Un recente articolo pubblicato sulla rivista The Lancet Psychiatry descrive i risultati di uno studio, che gli stessi scienziati che vi hanno lavorato definiscono una meta-analisi, condotto su 3000 persone in 83 diversi rilievi, dal 1980 al 2018. L’analisi si concentra sull’efficacia dei cannabinoidi nel trattamento di alcune particolari condizioni patologiche. “Le prove che queste sostanze migliorino le condizioni di salute dei pazienti affetti da ansia, depressione e deficit dell’attenzione sono ancora molto scarse“, scrivono gli autori.
Non è raccomandabile ricorrere all’uso di prodotti a base di cannabinoidi per la cura delle patologie mentali
I ricercatori hanno scoperto infatti che le prove finora raccolte sugli effetti di queste sostanze sulla salute umana sono estremamente incerte. Essi pensano siano necessari studi più approfonditi, al fine di esaminare l’impatto e le conseguenze dei cannabinoidi sulle persone affette da patologie di natura mentale e psicologica. I risultati pubblicati nell’articolo riportano che, dati i rischi già noti dei cannabinoidi e l’assenza di prove concrete della loro efficacia non se ne raccomanda l’utilizzo come trattamenti per la salute mentale.

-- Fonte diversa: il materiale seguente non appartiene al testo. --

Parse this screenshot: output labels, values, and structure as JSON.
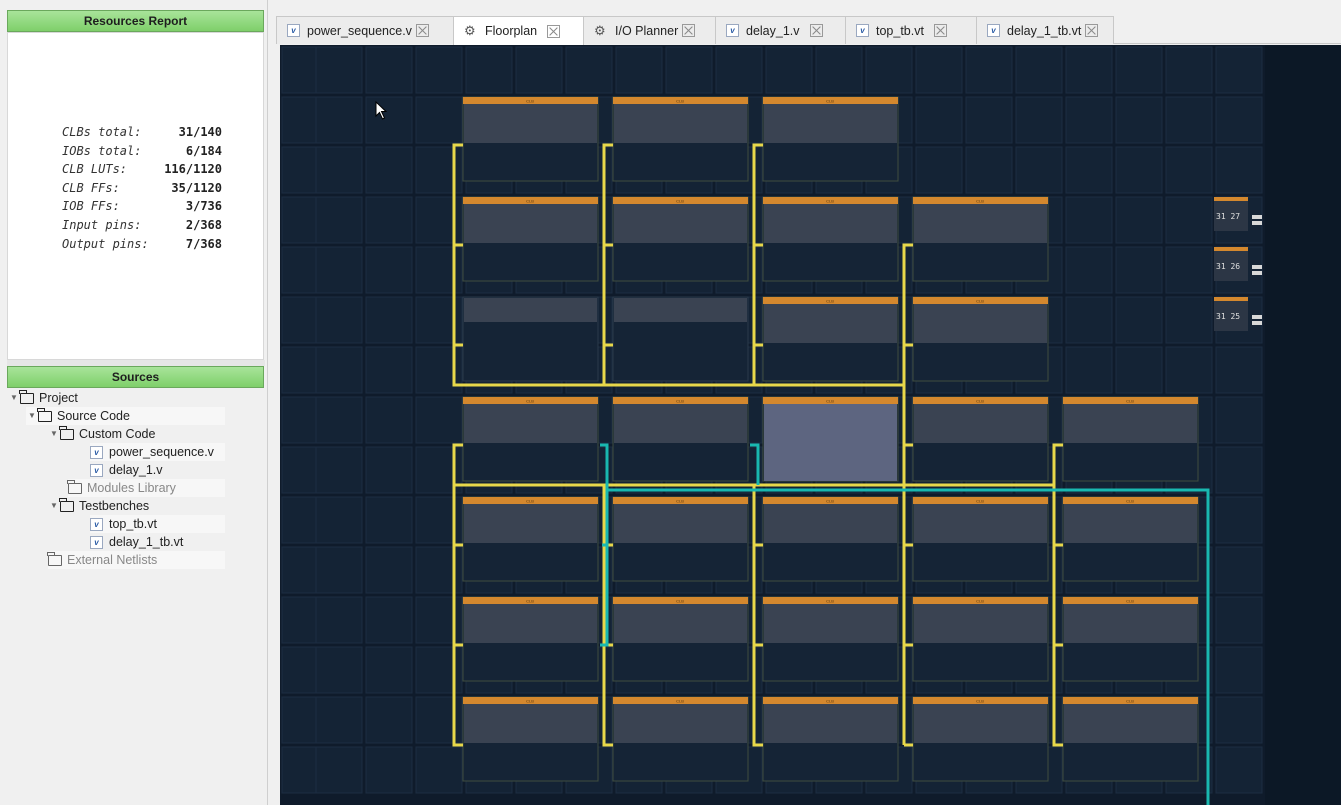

Nonostante l’inconsistenza di questi risultati, tuttavia, i ricercatori fanno sapere che il tetraidrocannabinolo farmaceutico (THC) è in grado di migliorare sensibilmente i sintomi dell’ansia nelle persone affette da altre patologie, anche estremamente gravi, come la sclerosi multipla. “Le nostre scoperte hanno importanti implicazioni, soprattutto in paesi in cui la cannabis e i cannabinoidi sono disponibili per uso medico“, afferma Louisa Degenhardt, professoressa presso l’Università del Nuovo Galles del Sud, in Australia, e vicedirettore Centro Nazionale di ricerca su droghe e alcol.
I rischi di un uso sconsiderato di queste sostanze sono noti, ma non è sicuro un loro impatto benefico sulla salute generale
Si prevede infatti che i paesi dove l’uso di cannabinoidi medicinali è consentito per legge, vedranno un aumento della domanda di tali prodotti. Degenhardt suggerisce che i medici e le persone in cura per patologie relative alla salute mentale devono essere informati sui rischi dell’uso di cannabinoidi ed essere consapevoli che le prove della loro efficacia sono ancora limitate. “Coloro che decidono di procedere con l’uso di cannabinoidi medicinali“, aggiunge, “devono essere attentamente monitorati per tenere sotto controllo gli effetti sulla salute mentale“.
È importante sottolineare che l’uomo ha usato la cannabis, o marijuana, come pianta medicinale per migliaia di anni. Tuttavia, è stato solo negli anni ’90 che gli scienziati hanno scoperto il sistema endocannabinoide e il modo in cui esso può influenzare il funzionamento del nostro cervello. La disponibilità e l’uso legale di cannabinoidi medicinali è oggi sempre più diffuso in tutto il mondo, soprattutto tra i pazienti affetti problemi di salute mentale, ma non solo. Tuttavia, questo aumento solleva anche delle preoccupazioni perché molte ricerche sull’uso di cannabis a scopo non medico hanno dimostrato che queste sostanze possono acutizzare i sintomi della psicosi, depressione e ansia.